To run a server under the eye of watchdog, simply place watchdog in front of the server name. That is, if you normally run:
/path/to/chirp_server -r /my/data -p 10101
Then run this instead:
watchdog /path/to/chirp_server -r /my/data -p 10101
For most situations, this is all that is needed. You may fine tune the behavior of watchdog in the following ways:

Logging. Watchdog keeps a log of all actions that it performs on the watched process. Use the -d all option to see them, and the -o file option to direct them to a log file.

Upgrading. To upgrade servers running on a large cluster, simply install the new binary in the filesystem. By default, each watchdog will check for an upgraded binary once per hour and restart if necessary. Checks are randomly distributed around the hour so that the network and/or filesystem will not be overloaded. (To force a restart, send a SIGHUP to the watchdog.) Use the -c option to change the upgrade check interval.

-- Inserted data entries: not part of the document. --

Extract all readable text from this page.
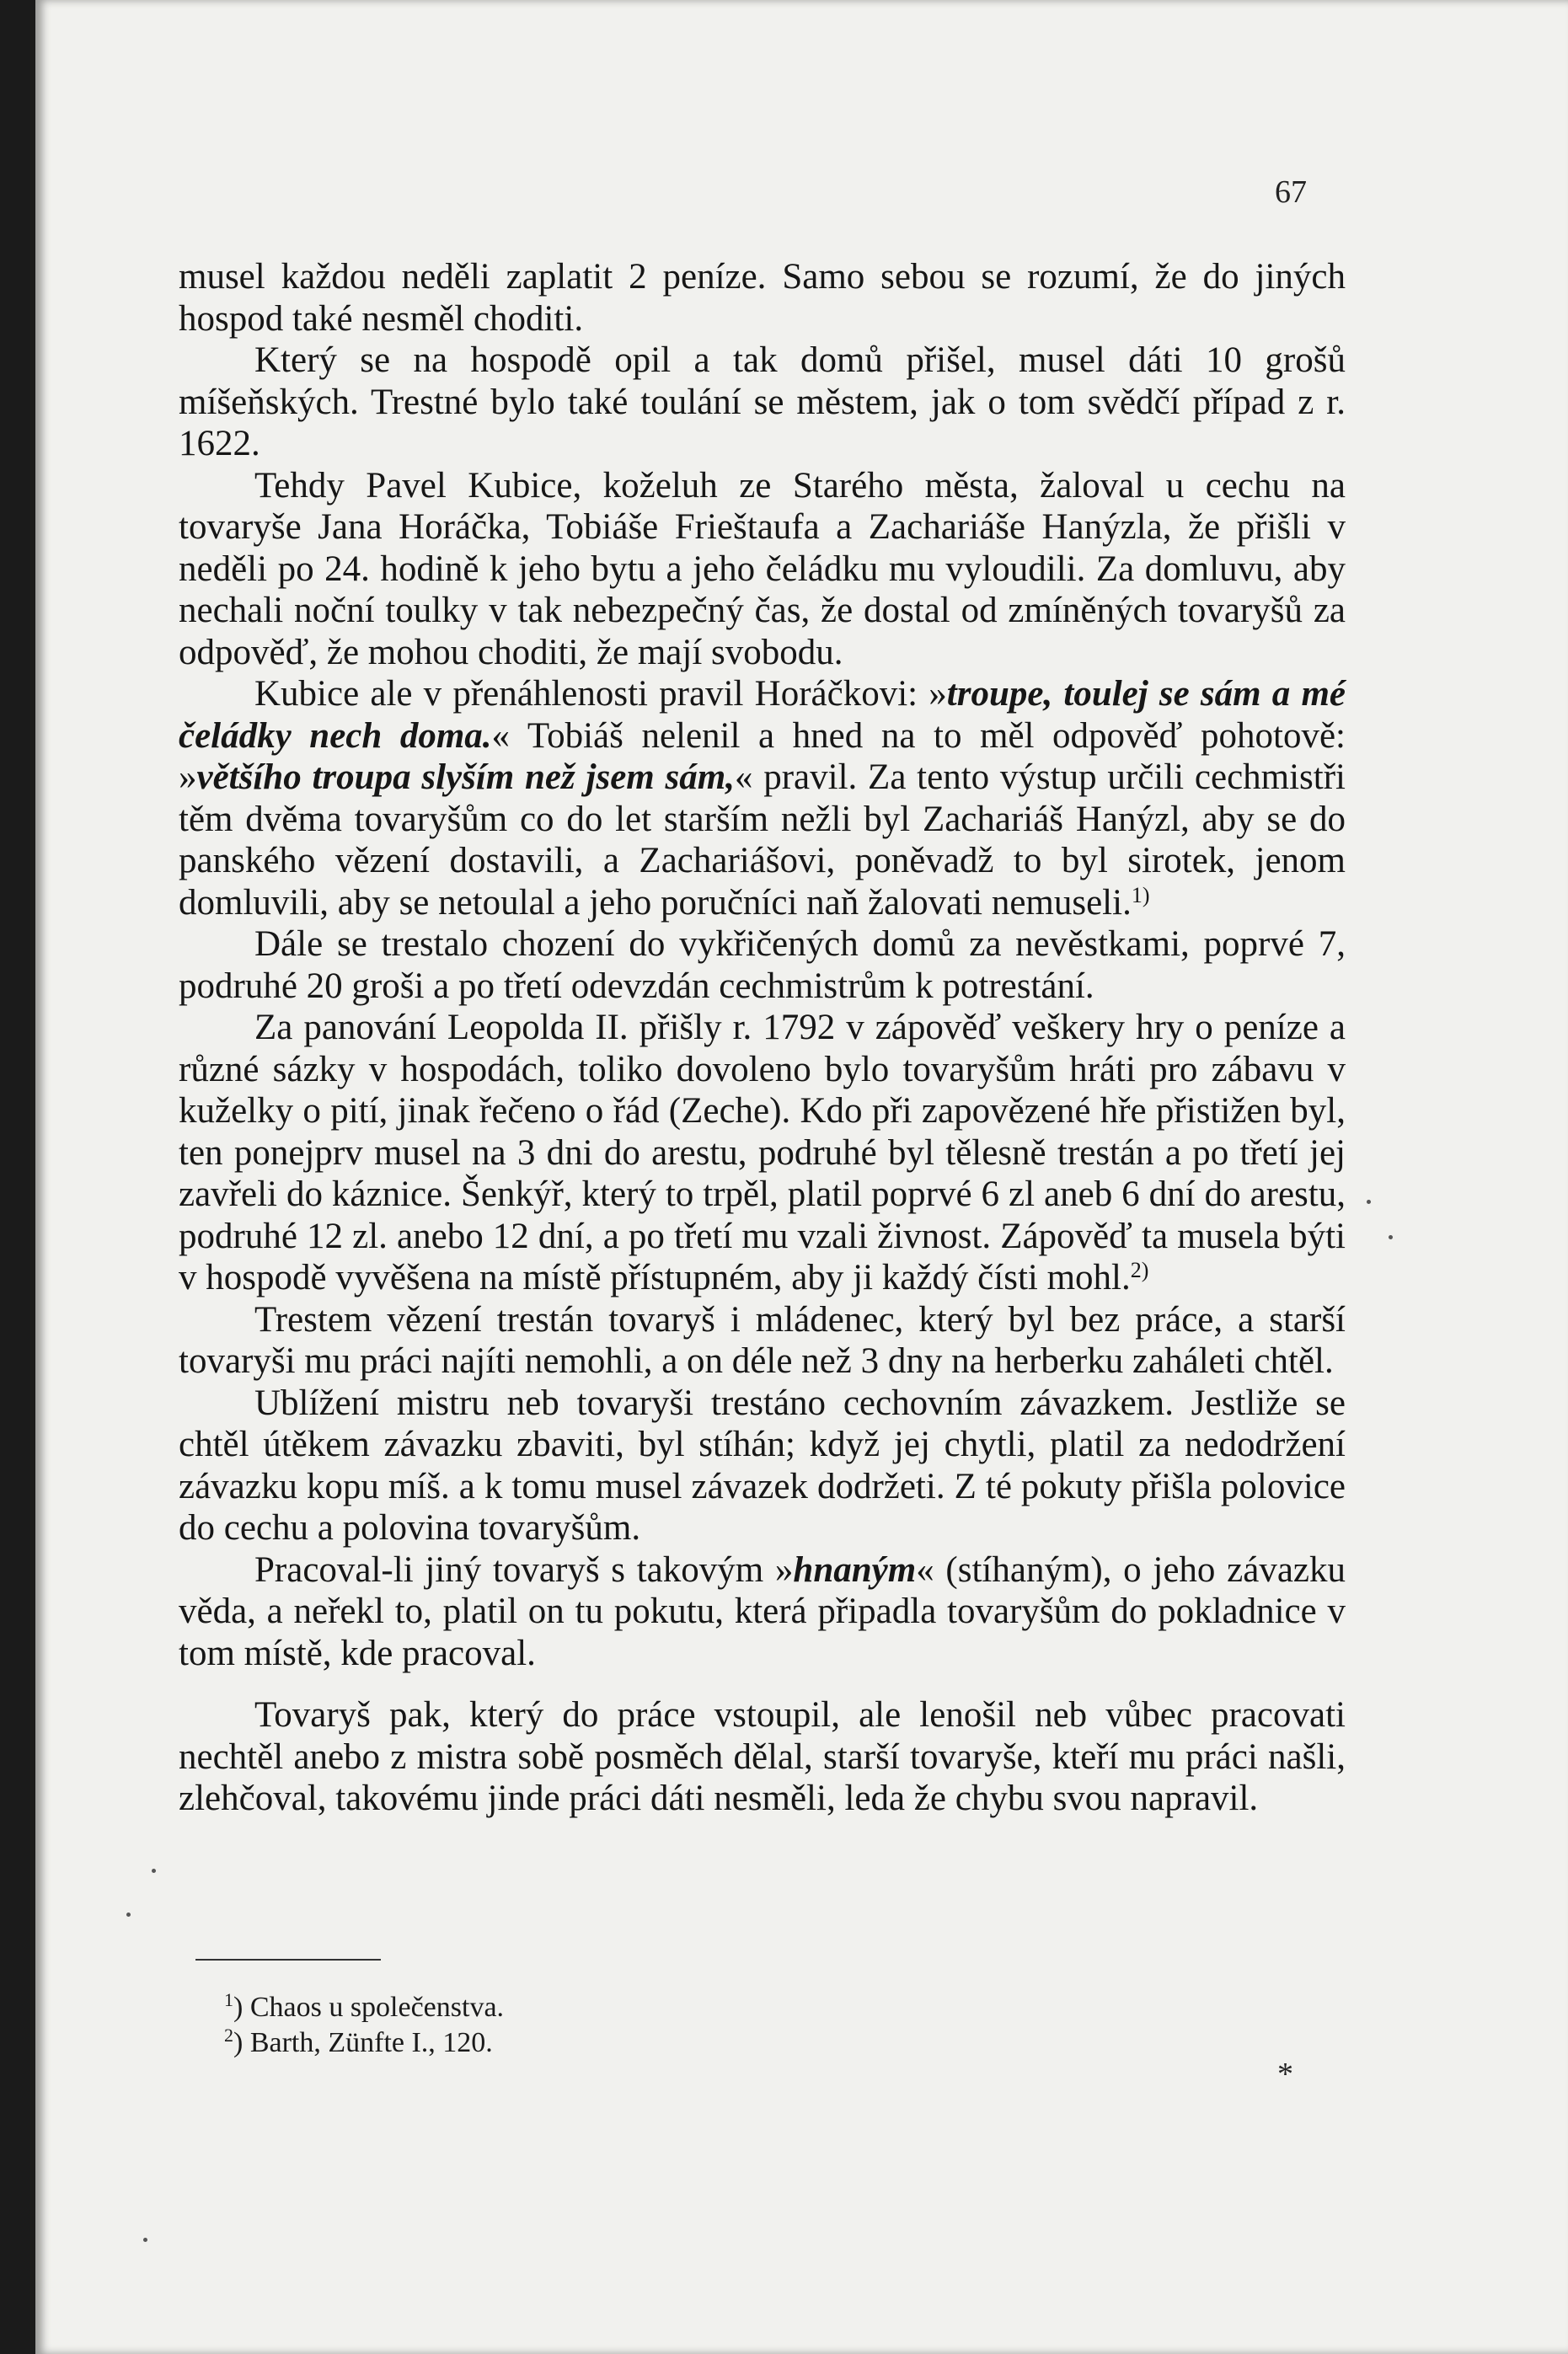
67

musel každou neděli zaplatit 2 peníze. Samo sebou se rozumí, že do jiných hospod také nesměl choditi.

Který se na hospodě opil a tak domů přišel, musel dáti 10 grošů míšeňských. Trestné bylo také toulání se městem, jak o tom svědčí případ z r. 1622.

Tehdy Pavel Kubice, koželuh ze Starého města, žaloval u cechu na tovaryše Jana Horáčka, Tobiáše Frieštaufa a Zachariáše Hanýzla, že přišli v neděli po 24. hodině k jeho bytu a jeho čeládku mu vyloudili. Za domluvu, aby nechali noční toulky v tak nebezpečný čas, že dostal od zmíněných tovaryšů za odpověď, že mohou choditi, že mají svobodu.

Kubice ale v přenáhlenosti pravil Horáčkovi: »troupe, toulej se sám a mé čeládky nech doma.« Tobiáš nelenil a hned na to měl odpověď pohotově: »většího troupa slyším než jsem sám,« pravil. Za tento výstup určili cechmistři těm dvěma tovaryšům co do let starším nežli byl Zachariáš Hanýzl, aby se do panského vězení dostavili, a Zachariášovi, poněvadž to byl sirotek, jenom domluvili, aby se netoulal a jeho poručníci naň žalovati nemuseli.$^{1)}$

Dále se trestalo chození do vykřičených domů za nevěstkami, poprvé 7, podruhé 20 groši a po třetí odevzdán cechmistrům k potrestání.

Za panování Leopolda II. přišly r. 1792 v zápověď veškery hry o peníze a různé sázky v hospodách, toliko dovoleno bylo tovaryšům hráti pro zábavu v kuželky o pití, jinak řečeno o řád (Zeche). Kdo při zapovězené hře přistižen byl, ten ponejprv musel na 3 dni do arestu, podruhé byl tělesně trestán a po třetí jej zavřeli do káznice. Šenkýř, který to trpěl, platil poprvé 6 zl aneb 6 dní do arestu, podruhé 12 zl. anebo 12 dní, a po třetí mu vzali živnost. Zápověď ta musela býti v hospodě vyvěšena na místě přístupném, aby ji každý čísti mohl.$^{2)}$

Trestem vězení trestán tovaryš i mládenec, který byl bez práce, a starší tovaryši mu práci najíti nemohli, a on déle než 3 dny na herberku zaháleti chtěl.

Ublížení mistru neb tovaryši trestáno cechovním závazkem. Jestliže se chtěl útěkem závazku zbaviti, byl stíhán; když jej chytli, platil za nedodržení závazku kopu míš. a k tomu musel závazek dodržeti. Z té pokuty přišla polovice do cechu a polovina tovaryšům.

Pracoval-li jiný tovaryš s takovým »hnaným« (stíhaným), o jeho závazku věda, a neřekl to, platil on tu pokutu, která připadla tovaryšům do pokladnice v tom místě, kde pracoval.

Tovaryš pak, který do práce vstoupil, ale lenošil neb vůbec pracovati nechtěl anebo z mistra sobě posměch dělal, starší tovaryše, kteří mu práci našli, zlehčoval, takovému jinde práci dáti nesměli, leda že chybu svou napravil.

$^1$) Chaos u společenstva.

$^2$) Barth, Zünfte I., 120.

*
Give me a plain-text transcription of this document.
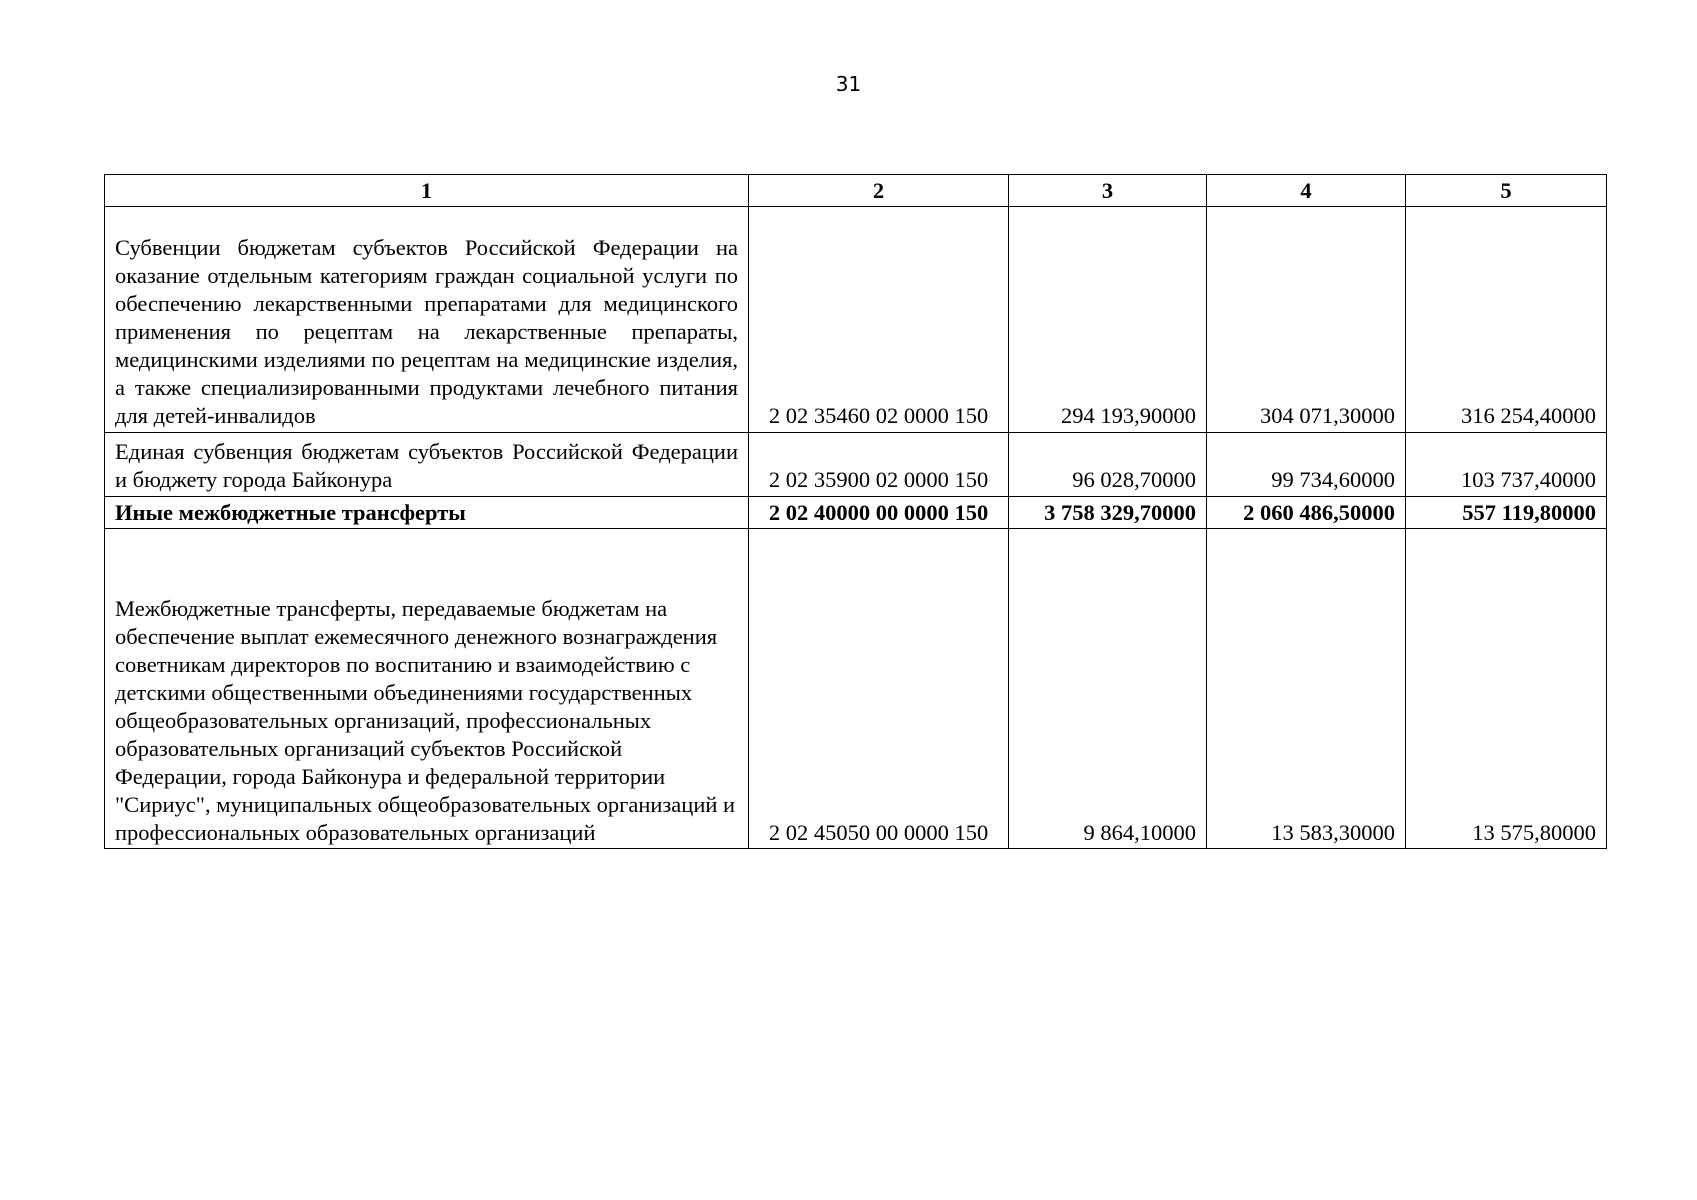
31
1	2	3	4	5

Субвенции бюджетам субъектов Российской Федерации на оказание отдельным категориям граждан социальной услуги по обеспечению лекарственными препаратами для медицинского применения по рецептам на лекарственные препараты, медицинскими изделиями по рецептам на медицинские изделия, а также специализированными продуктами лечебного питания для детей-инвалидов	2 02 35460 02 0000 150	294 193,90000	304 071,30000	316 254,40000

Единая субвенция бюджетам субъектов Российской Федерации и бюджету города Байконура	2 02 35900 02 0000 150	96 028,70000	99 734,60000	103 737,40000
Иные межбюджетные трансферты	2 02 40000 00 0000 150	3 758 329,70000	2 060 486,50000	557 119,80000

Межбюджетные трансферты, передаваемые бюджетам на обеспечение выплат ежемесячного денежного вознаграждения советникам директоров по воспитанию и взаимодействию с детскими общественными объединениями государственных общеобразовательных организаций, профессиональных образовательных организаций субъектов Российской Федерации, города Байконура и федеральной территории "Сириус", муниципальных общеобразовательных организаций и профессиональных образовательных организаций	2 02 45050 00 0000 150	9 864,10000	13 583,30000	13 575,80000
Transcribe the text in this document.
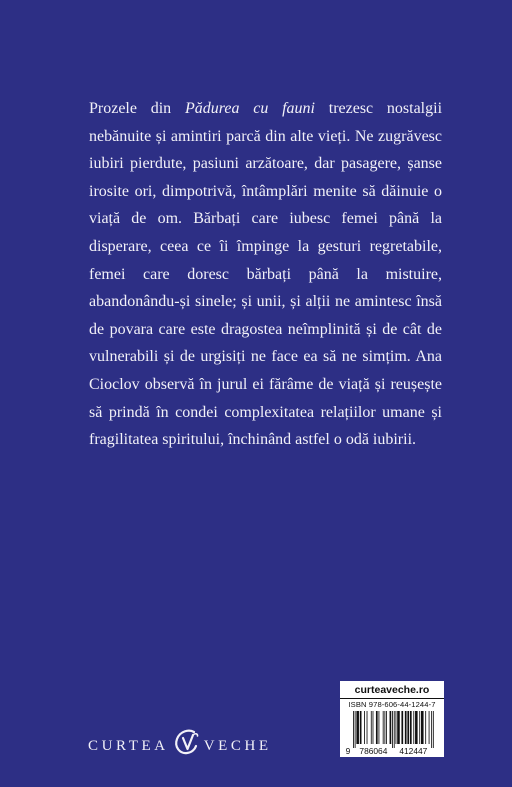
Prozele din Pădurea cu fauni trezesc nostalgii nebănuite și amintiri parcă din alte vieți. Ne zugrăvesc iubiri pierdute, pasiuni arzătoare, dar pasagere, șanse irosite ori, dimpotrivă, întâmplări menite să dăinuie o viață de om. Bărbați care iubesc femei până la disperare, ceea ce îi împinge la gesturi regretabile, femei care doresc bărbați până la mistuire, abandonându-și sinele; și unii, și alții ne amintesc însă de povara care este dragostea neîmplinită și de cât de vulnerabili și de urgisiți ne face ea să ne simțim. Ana Cioclov observă în jurul ei fărâme de viață și reușește să prindă în condei complexitatea relațiilor umane și fragilitatea spiritului, închinând astfel o odă iubirii.
CURTEA VECHE
curteaveche.ro
ISBN 978-606-44-1244-7
9 786064 412447
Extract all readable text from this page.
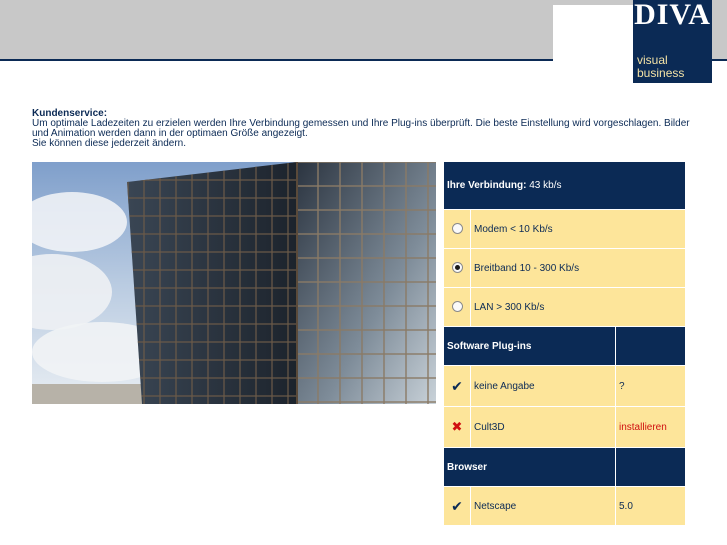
DIVA
visual
business
Kundenservice:
Um optimale Ladezeiten zu erzielen werden Ihre Verbindung gemessen und Ihre Plug-ins überprüft. Die beste Einstellung wird vorgeschlagen. Bilder
und Animation werden dann in der optimaen Größe angezeigt.
Sie können diese jederzeit ändern.
Ihre Verbindung: 43 kb/s		
	Modem < 10 Kb/s	
	Breitband 10 - 300 Kb/s	
	LAN > 300 Kb/s	
Software Plug-ins		
✔	keine Angabe	?
✖	Cult3D	installieren
Browser		
✔	Netscape	5.0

Timing. Watchdog has several internal timers to ensure that the system is not overloaded by cyclic errors. These can be adjusted by various options (in parentheses.) A minimum time of ten seconds (-m) must pass between a server stop and restart, regardless of the cause of the restart. If the server exits within the first minute (-s) of execution, it is considered to have failed. For each such failure, the minimum restart time is doubled, up to a maximum of one hour (-M). If the program must be stopped, it is first sent an advisory SIGTERM signal. If it does not exit voluntarily within one minute (-S), then it is killed outright with a SIGKILL signal.